Brasil vai sediar uma feira de negócios voltada para o público de lésbicas e gays

A feira de negócios pretende reunir cerca de 30 empresas com atividades direta ou indiretamente voltadas para o público de lésbicas, gays, bissexuais e transgêneros (LGBT) em São Paulo. Empresas de turismo, hotelaria, gastronomia, aluguel de carros e lazer de um modo geral são as mais interessadas.

Na ocasião serão debatidas as oportunidades geradas por um público estimado em 18 milhões de pessoas no Brasil e com um poder de consumo que muitos calculam ultrapassar os R$ 150 bilhões.

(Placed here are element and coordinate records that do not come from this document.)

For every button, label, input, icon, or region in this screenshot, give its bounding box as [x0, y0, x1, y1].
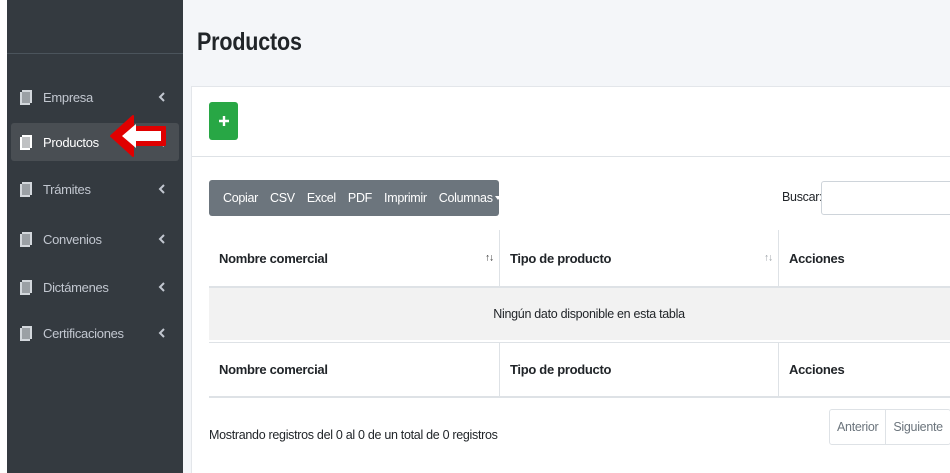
- sidebar-item-empresa[interactable]: Empresa: [11, 78, 179, 116]
- file-icon: [20, 181, 32, 197]
- file-icon: [20, 231, 32, 247]
- page-title: Productos: [197, 28, 302, 56]
- sidebar-item-certificaciones[interactable]: Certificaciones: [11, 314, 179, 352]
- empty-table-message: Ningún dato disponible en esta tabla: [209, 286, 950, 340]
- csv-button[interactable]: CSV: [264, 191, 301, 205]
- chevron-left-icon: [158, 282, 165, 292]
- file-icon: [20, 134, 32, 150]
- sort-icon: ↑↓: [485, 252, 494, 264]
- pdf-button[interactable]: PDF: [342, 191, 378, 205]
- table-footer-row: Nombre comercial Tipo de producto Accion…: [209, 342, 950, 398]
- main-content: Productos Copiar CSV Excel PDF Imprimir …: [183, 0, 950, 473]
- columns-dropdown-button[interactable]: Columnas: [433, 191, 507, 205]
- sidebar-item-tramites[interactable]: Trámites: [11, 170, 179, 208]
- column-header-label: Tipo de producto: [510, 250, 612, 266]
- chevron-left-icon: [158, 92, 165, 102]
- chevron-left-icon: [158, 234, 165, 244]
- export-button-group: Copiar CSV Excel PDF Imprimir Columnas: [209, 180, 501, 216]
- left-edge: [0, 0, 7, 473]
- column-header-label: Nombre comercial: [219, 250, 328, 266]
- file-icon: [20, 279, 32, 295]
- sidebar-item-dictamenes[interactable]: Dictámenes: [11, 268, 179, 306]
- caret-down-icon: [494, 196, 501, 200]
- sidebar-brand: [7, 0, 183, 54]
- column-header-tipo-de-producto[interactable]: Tipo de producto ↑↓: [499, 230, 778, 286]
- products-card: Copiar CSV Excel PDF Imprimir Columnas B…: [191, 86, 950, 473]
- column-header-nombre-comercial[interactable]: Nombre comercial ↑↓: [209, 230, 499, 286]
- chevron-left-icon: [158, 328, 165, 338]
- next-page-button[interactable]: Siguiente: [885, 410, 949, 444]
- print-button[interactable]: Imprimir: [378, 191, 433, 205]
- column-footer-nombre-comercial: Nombre comercial: [219, 362, 328, 377]
- column-header-label: Acciones: [789, 250, 845, 266]
- column-header-acciones[interactable]: Acciones ↑↓: [778, 230, 950, 286]
- sidebar-item-convenios[interactable]: Convenios: [11, 220, 179, 258]
- sort-icon: ↑↓: [764, 252, 773, 264]
- add-product-button[interactable]: [209, 102, 238, 140]
- excel-button[interactable]: Excel: [301, 191, 342, 205]
- file-icon: [20, 325, 32, 341]
- plus-icon: [218, 116, 229, 126]
- card-header: [192, 87, 950, 157]
- sidebar: Empresa Productos Trámites Convenios Dic…: [7, 0, 183, 473]
- file-icon: [20, 89, 32, 105]
- columns-label: Columnas: [438, 191, 493, 205]
- search-input[interactable]: [821, 181, 950, 215]
- column-footer-acciones: Acciones: [778, 343, 950, 396]
- chevron-left-icon: [158, 184, 165, 194]
- previous-page-button[interactable]: Anterior: [830, 410, 885, 444]
- search-label: Buscar:: [782, 190, 823, 204]
- copy-button[interactable]: Copiar: [217, 191, 264, 205]
- pagination: Anterior Siguiente: [829, 409, 950, 445]
- table-info: Mostrando registros del 0 al 0 de un tot…: [209, 428, 498, 442]
- annotation-arrow-icon: [110, 115, 166, 157]
- table-header-row: Nombre comercial ↑↓ Tipo de producto ↑↓ …: [209, 230, 950, 286]
- column-footer-tipo-de-producto: Tipo de producto: [499, 343, 778, 396]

O Expo Business LGBT do Mercosul, será o primeiro grande evento da Câmara de Comércio GLS do Brasil, cujo estatuto foi aprovado há um ano e as atividades começaram a se estruturar de fato recentemente.

A Câmara, que hoje possui 40 associados, a maioria pequenos negócios voltados para a comunidade, e três grandes empresas como observadores, os bancos Itaú e Santander e a construtora Tecnisa, tem o apoio institucional da Coordenadoria de Assuntos da Diversidade Sexual de São Paulo e se reúne para estudar ações que fortaleçam os negócios.

Ações diferenciadas “Enquanto no exterior as empresas possuem ações específicas voltadas ao público LGBT, a exemplo da Fiat, que bancou a passeata gay em Madri, impressiona que no Brasil elas ajam como se a comunidade gay não existisse.

“É preconceito não apenas nas empresas, mas nas agências de publicidade”, diz Douglas Drumond, presidente da Câmara e proprietário do Clube 269, em São Paulo, e do hotel Ouro Minas, em Minas.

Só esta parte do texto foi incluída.